La Convenzione di Montreux (20 luglio 1936) è uno dei più importanti successi di politica estera del primo periodo repubblicano. Ha portato pace e stabilità alla Turchia e al Mar Nero. La Turchia ha ottenuto a Montreux ciò che non era riuscita a ottenere pienamente nel Trattato di pace di Losanna del 1923.
Alla firma di Montreux, oltre alla diplomazia di successo della Turchia, hanno contribuito gli equilibri di potere dell'epoca e le crescenti preoccupazioni prima della Seconda Guerra Mondiale. A partire dagli anni '30, la Turchia ha richiamato l'attenzione sulle minacce provenienti in particolare dall'Italia. Quando l'Italia attaccò l'Abissinia (Etiopia), le preoccupazioni della Turchia si rivelarono fondate agli occhi degli Stati occidentali. Oltre all'Italia, anche il rapido riarmo e le ambizioni espansionistiche della Germania e, in Estremo Oriente, del Giappone, hanno contribuito a creare un clima diplomatico favorevole alla Turchia. Questa situazione ha aperto la strada all'accettazione di un regime degli Stretti che tenesse maggiormente in considerazione le richieste della Turchia, che prestasse più attenzione alle sue legittime preoccupazioni di sicurezza e che aprisse la strada al riarmo della Turchia negli Stretti turchi (Bosforo, Mar di Marmara, Dardanelli).
L'IMPORTANZA STORICA DEGLI STRETTI TURCHI
Gli Stretti turchi hanno sempre assunto un ruolo strategico in ogni periodo della storia, sia come via d'acqua e rotta di transito, sia sotto il profilo commerciale che militare. Sotto questo aspetto, sono stati oggetto di acerrime competizioni geopolitiche, strategiche e diplomatiche. Per questo motivo, sono sempre stati al centro di trattati, convenzioni e regolamenti giuridici in base alle condizioni del tempo. Tali regolamenti giuridici, naturalmente e inevitabilmente, hanno rispecchiato l'equilibrio di potere e la competizione tra le grandi potenze dell'epoca. Prima della Repubblica di Turchia, anche l'Impero Ottomano ha influenzato tali regolamenti nella misura delle proprie forze.
Gli Stati rivieraschi del Mar Nero hanno sempre voluto avere maggiore voce in capitolo e priorità negli Stretti rispetto agli Stati non rivieraschi. Hanno cercato di essere privilegiati e di muoversi liberamente negli ingressi e nelle uscite dal Mar Nero. Hanno cercato di impedire, per quanto possibile, il passaggio e l'ingresso nel Mar Nero agli Stati non rivieraschi. A fronte di questi sforzi degli Stati rivieraschi, le grandi potenze hanno difeso un regime di passaggio il più libero possibile, opponendosi alle restrizioni.

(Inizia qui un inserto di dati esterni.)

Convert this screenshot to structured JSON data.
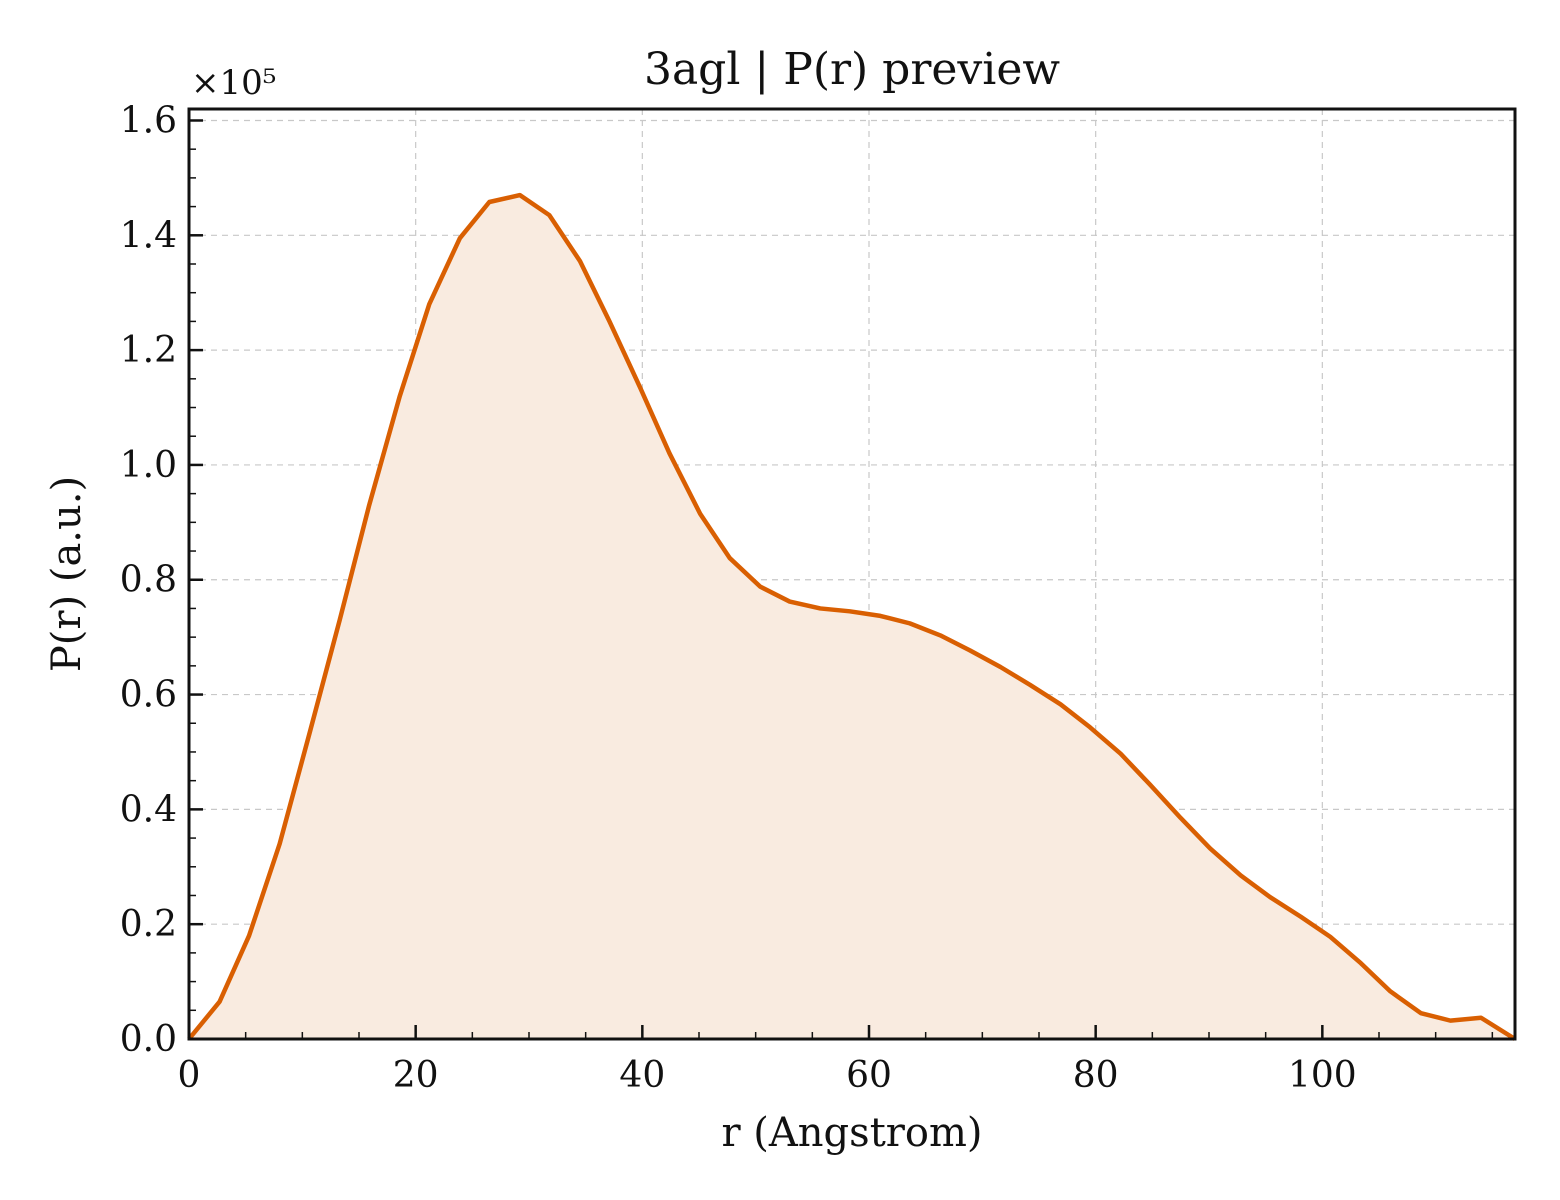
{
  "chart_data": {
    "type": "area",
    "title": "3agl | P(r) preview",
    "xlabel": "r (Angstrom)",
    "ylabel": "P(r) (a.u.)",
    "y_multiplier_label": "×10⁵",
    "xlim": [
      0,
      117
    ],
    "ylim": [
      0,
      1.62
    ],
    "xticks": [
      0,
      20,
      40,
      60,
      80,
      100
    ],
    "yticks": [
      0.0,
      0.2,
      0.4,
      0.6,
      0.8,
      1.0,
      1.2,
      1.4,
      1.6
    ],
    "ytick_labels": [
      "0.0",
      "0.2",
      "0.4",
      "0.6",
      "0.8",
      "1.0",
      "1.2",
      "1.4",
      "1.6"
    ],
    "grid": true,
    "line_color": "#d95f02",
    "fill_color": "#f9ebe0",
    "series": [
      {
        "x": [
          0,
          2.7,
          5.3,
          8.0,
          10.6,
          13.3,
          15.9,
          18.6,
          21.2,
          23.9,
          26.5,
          29.2,
          31.8,
          34.5,
          37.1,
          39.8,
          42.4,
          45.1,
          47.7,
          50.4,
          53.0,
          55.7,
          58.3,
          61.0,
          63.6,
          66.3,
          68.9,
          71.6,
          74.2,
          76.9,
          79.5,
          82.2,
          84.8,
          87.5,
          90.1,
          92.8,
          95.4,
          98.1,
          100.7,
          103.4,
          106.0,
          108.7,
          111.3,
          114.0,
          117.0
        ],
        "y": [
          0.0,
          0.065,
          0.18,
          0.34,
          0.53,
          0.73,
          0.93,
          1.12,
          1.28,
          1.395,
          1.458,
          1.47,
          1.435,
          1.355,
          1.25,
          1.135,
          1.02,
          0.915,
          0.838,
          0.788,
          0.762,
          0.75,
          0.745,
          0.737,
          0.724,
          0.703,
          0.677,
          0.648,
          0.617,
          0.583,
          0.543,
          0.497,
          0.443,
          0.385,
          0.332,
          0.285,
          0.247,
          0.213,
          0.178,
          0.132,
          0.083,
          0.045,
          0.032,
          0.037,
          0.0
        ]
      }
    ]
  }
}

In passato il Regno Unito, e successivamente gli Stati Uniti, sono noti come Stati che desiderano un regime di passaggio il più libero possibile attraverso gli Stretti. Dagli anni '30, in parallelo con il rafforzamento della propria potenza, gli Stati Uniti sostengono il libero passaggio di tutte le navi, commerciali o militari, in tutti i mari aperti, senza distinzione tra periodi di guerra e di pace. A fronte di queste richieste di Regno Unito e Stati Uniti, un'altra grande potenza, la Russia, ha voluto che gli Stretti fossero il più possibile chiusi alle navi commerciali e militari degli Stati non rivieraschi del Mar Nero, richiedendo una limitazione dei passaggi.

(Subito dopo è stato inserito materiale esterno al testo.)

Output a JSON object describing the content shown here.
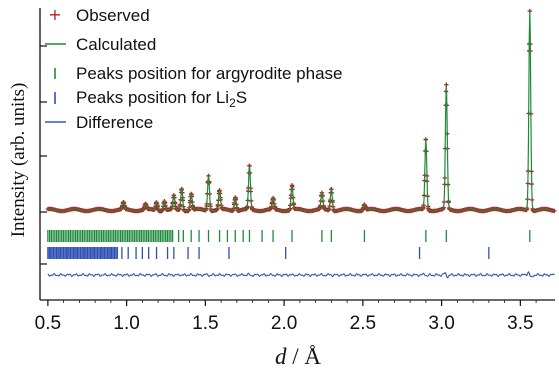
{
  "chart_data": {
    "type": "scatter",
    "title": "",
    "xlabel": "d / Å",
    "xlabel_parts": {
      "var": "d",
      "unit": " / Å"
    },
    "ylabel": "Intensity (arb. units)",
    "xlim": [
      0.45,
      3.72
    ],
    "ylim": [
      0,
      1
    ],
    "x_ticks": [
      0.5,
      1.0,
      1.5,
      2.0,
      2.5,
      3.0,
      3.5
    ],
    "x_tick_labels": [
      "0.5",
      "1.0",
      "1.5",
      "2.0",
      "2.5",
      "3.0",
      "3.5"
    ],
    "y_tick_labels_shown": false,
    "grid": false,
    "legend_position": "top-left",
    "legend": [
      {
        "name": "Observed",
        "marker": "+",
        "color": "#b22222"
      },
      {
        "name": "Calculated",
        "marker": "line",
        "color": "#1e8a3c"
      },
      {
        "name": "Peaks position for argyrodite phase",
        "marker": "tick",
        "color": "#1e8a3c"
      },
      {
        "name_main": "Peaks position for Li",
        "name_sub": "2",
        "name_end": "S",
        "marker": "tick",
        "color": "#2d4fb5"
      },
      {
        "name": "Difference",
        "marker": "line",
        "color": "#3556b8"
      }
    ],
    "background_level": 0.2,
    "peaks": [
      {
        "d": 0.98,
        "h": 0.025
      },
      {
        "d": 1.12,
        "h": 0.02
      },
      {
        "d": 1.19,
        "h": 0.03
      },
      {
        "d": 1.24,
        "h": 0.035
      },
      {
        "d": 1.3,
        "h": 0.05
      },
      {
        "d": 1.35,
        "h": 0.08
      },
      {
        "d": 1.41,
        "h": 0.06
      },
      {
        "d": 1.52,
        "h": 0.13
      },
      {
        "d": 1.59,
        "h": 0.07
      },
      {
        "d": 1.69,
        "h": 0.05
      },
      {
        "d": 1.78,
        "h": 0.16
      },
      {
        "d": 1.93,
        "h": 0.04
      },
      {
        "d": 2.05,
        "h": 0.09
      },
      {
        "d": 2.24,
        "h": 0.06
      },
      {
        "d": 2.3,
        "h": 0.08
      },
      {
        "d": 2.51,
        "h": 0.02
      },
      {
        "d": 2.9,
        "h": 0.26
      },
      {
        "d": 3.03,
        "h": 0.46
      },
      {
        "d": 3.56,
        "h": 0.74
      }
    ],
    "argyrodite_ticks_dense_range": [
      0.5,
      1.3
    ],
    "argyrodite_ticks_sparse": [
      1.33,
      1.36,
      1.41,
      1.46,
      1.52,
      1.59,
      1.64,
      1.69,
      1.74,
      1.78,
      1.86,
      1.93,
      2.05,
      2.24,
      2.3,
      2.51,
      2.9,
      3.03,
      3.56
    ],
    "li2s_ticks_dense_range": [
      0.5,
      0.95
    ],
    "li2s_ticks_sparse": [
      0.97,
      1.01,
      1.06,
      1.1,
      1.14,
      1.19,
      1.26,
      1.3,
      1.39,
      1.46,
      1.65,
      2.01,
      2.86,
      3.3
    ]
  }
}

L'Impero Ottomano, dopo la conquista di Istanbul nel 1453 sotto il regno di Fatih Sultan Mehmet, stabilì una sovranità assoluta sugli Stretti. Man mano che perdeva potere, la sua sovranità sugli Stretti si è erosa. Con il Trattato di Londra del 1841 è iniziato il periodo di libero passaggio negli Stretti. Dopo l'indebolimento e nel periodo di crollo, l'Impero Ottomano ha perso completamente la sua sovranità sugli Stretti dopo la Prima Guerra Mondiale. Prima con l'Armistizio di Mudros (30 ottobre 1918) e poi con il Trattato di Sèvres (10 agosto 1920), la sovranità sugli Stretti è venuta meno. Secondo le disposizioni di Sèvres, gli Stretti sono stati resi aperti al passaggio di tutte le navi e la regione degli Stretti è stata lasciata sotto il controllo di una commissione composta da rappresentanti britannici, francesi e italiani. L'Impero Ottomano avrebbe potuto esprimere pareri alla commissione solo a titolo consultivo.

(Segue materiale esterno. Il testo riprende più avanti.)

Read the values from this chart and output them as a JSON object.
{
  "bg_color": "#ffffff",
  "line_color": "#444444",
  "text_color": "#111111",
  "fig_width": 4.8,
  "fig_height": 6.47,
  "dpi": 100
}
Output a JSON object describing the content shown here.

L'OPPOSIZIONE DEGLI STATI UNITI A MONTREUX
Va sottolineato che gli Stati Uniti sono in prima linea tra i paesi che da anni cercano opportunità per allentare, violare o disattivare Montreux. In un mondo in cui gli Stati Uniti vogliono mostrare permanentemente la propria bandiera nel Mar Nero, non bisogna dimenticare che il Mar Nero è un mare che ha trovato pace e stabilità per anni grazie a Montreux. Se Montreux venisse violata, la tensione tra Russia e Stati Uniti nel Mar Nero diventerebbe inevitabile. Questa situazione preoccuperebbe e metterebbe in difficoltà soprattutto la Turchia, oltre a tendere le relazioni tra Russia e Turchia. I paesi membri della NATO nel Mar Nero sono Turchia, Romania e Bulgaria. È noto il grande sostegno che gli Stati Uniti forniscono a Ucraina e Georgia, che non sono membri della NATO. Oltre agli Stati Uniti, anche l'Unione Europea sostiene Ucraina e Georgia contro la Russia.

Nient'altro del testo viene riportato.